Dem Gerichtshof sei vorläufig kein Grund einsichtig, warum eine rechtsfreundliche Vertretung oder sachverständige Beratung des Enteigneten im Verwaltungsverfahren durch eine - relativ geringfügige - Pauschalvergütung abgegolten wird, die jedenfalls ( - also gleichgültig, ob eine derartige Vertretung und Beratung in Anspruch genommen wurde oder nicht, und unabhängig vom Prozeßerfolg - ) zusteht, im gerichtlichen Entschädigungsverfahren gemäß §44 Abs2 EEG hingegen die tatsächlich anfallenden Vertretungskosten auf der Grundlage des ersiegten Entschädigungsbetrages dem Enteigneten zu ersetzen sind.

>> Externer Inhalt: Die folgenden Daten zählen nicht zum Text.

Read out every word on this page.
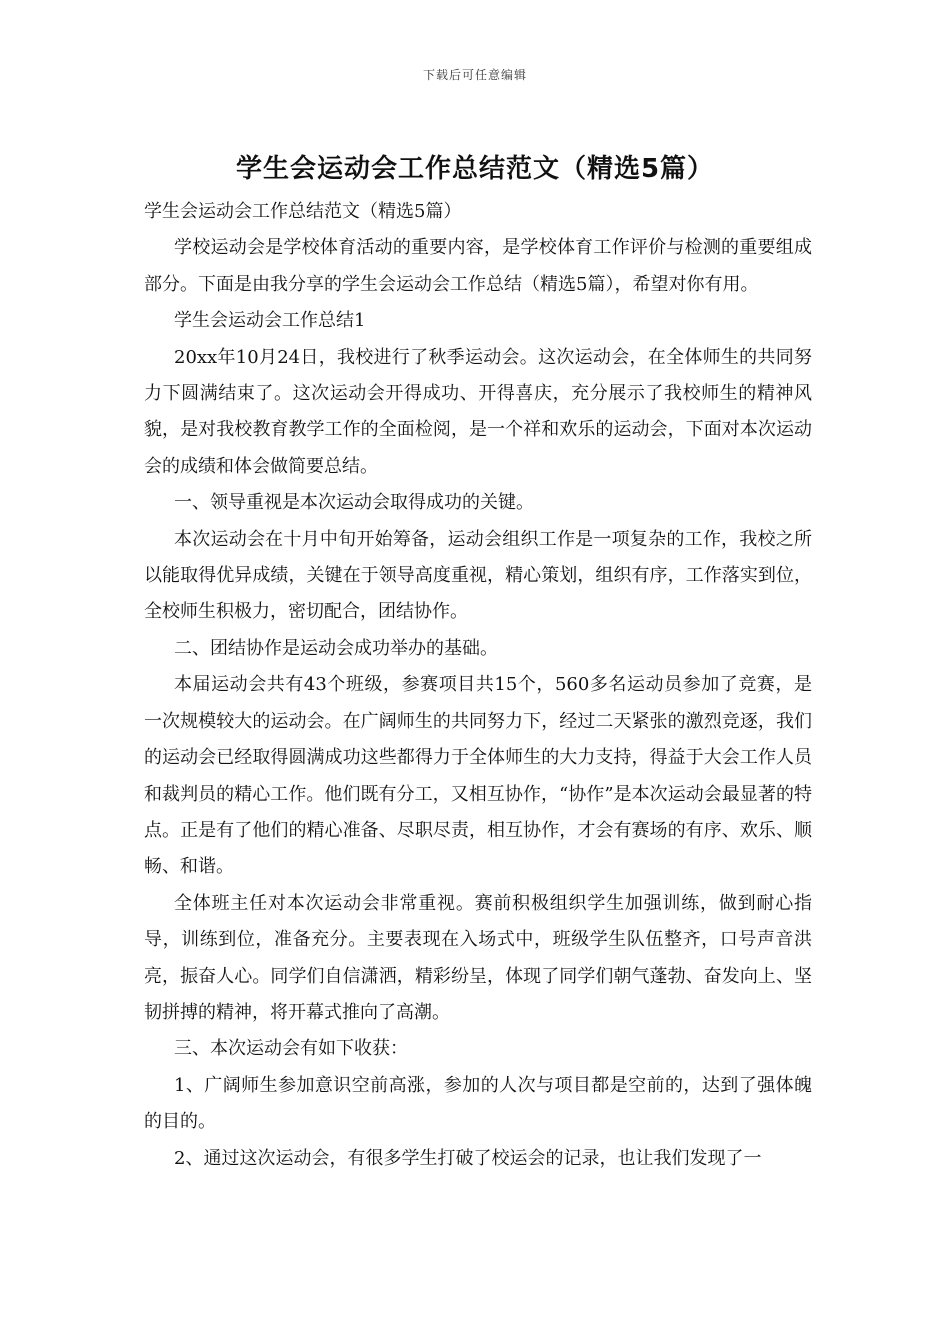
下载后可任意编辑
学生会运动会工作总结范文（精选5篇）

学生会运动会工作总结范文（精选5篇）

学校运动会是学校体育活动的重要内容，是学校体育工作评价与检测的重要组成部分。下面是由我分享的学生会运动会工作总结（精选5篇），希望对你有用。

学生会运动会工作总结1

20xx年10月24日，我校进行了秋季运动会。这次运动会，在全体师生的共同努力下圆满结束了。这次运动会开得成功、开得喜庆，充分展示了我校师生的精神风貌，是对我校教育教学工作的全面检阅，是一个祥和欢乐的运动会，下面对本次运动会的成绩和体会做简要总结。

一、领导重视是本次运动会取得成功的关键。

本次运动会在十月中旬开始筹备，运动会组织工作是一项复杂的工作，我校之所以能取得优异成绩，关键在于领导高度重视，精心策划，组织有序，工作落实到位，全校师生积极力，密切配合，团结协作。

二、团结协作是运动会成功举办的基础。

本届运动会共有43个班级，参赛项目共15个，560多名运动员参加了竞赛，是一次规模较大的运动会。在广阔师生的共同努力下，经过二天紧张的激烈竞逐，我们的运动会已经取得圆满成功这些都得力于全体师生的大力支持，得益于大会工作人员和裁判员的精心工作。他们既有分工，又相互协作，“协作”是本次运动会最显著的特点。正是有了他们的精心准备、尽职尽责，相互协作，才会有赛场的有序、欢乐、顺畅、和谐。

全体班主任对本次运动会非常重视。赛前积极组织学生加强训练，做到耐心指导，训练到位，准备充分。主要表现在入场式中，班级学生队伍整齐，口号声音洪亮，振奋人心。同学们自信潇洒，精彩纷呈，体现了同学们朝气蓬勃、奋发向上、坚韧拼搏的精神，将开幕式推向了高潮。

三、本次运动会有如下收获：

1、广阔师生参加意识空前高涨，参加的人次与项目都是空前的，达到了强体魄的目的。

2、通过这次运动会，有很多学生打破了校运会的记录，也让我们发现了一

3.2.2. Unsachlich erschien es dem Gerichtshof vorläufig ferner, daß dem Eigentümer, wenn und insoweit er mit seinen Einwendungen gegen die beantragte Enteignung obsiegt, sodaß der Enteigungsantrag - ganz oder teilweise - abgewiesen und demgemäß eine Entschädigung insofern nicht zugesprochen wird, dem Wortlaut des §7 Abs3 EEG zufolge keine Vergütung gebühre. Wolle man nicht annehmen, daß gerade der im Verwaltungsverfahren durch die Abwehr der beantragten Enteignung erfolgreiche Eigentümer überhaupt ohne Prozeßkostenersatz bleibe, müßte neuerlich auf §44 Abs1 EEG zurückgegriffen werden. Dann dürfte es aber an der angesichts des Gleichheitssatzes notwendigen sachlichen Begründung fehlen, warum im Falle der Abweisung des Enteignungsantrages ein vom Pauschalvergütungssystem des §7 Abs3 EEG abweichender Kostenersatz gewährt wird.

4. Die Bundesregierung brachte zu den vorläufigen Annahmen des Verfassungsgerichtshofes zur Präjudizialität des §7 Abs3 EEG nichts vor, bestritt jedoch, daß die vom Verfassungsgerichtshof aufgeworfenen Bedenken zutreffen.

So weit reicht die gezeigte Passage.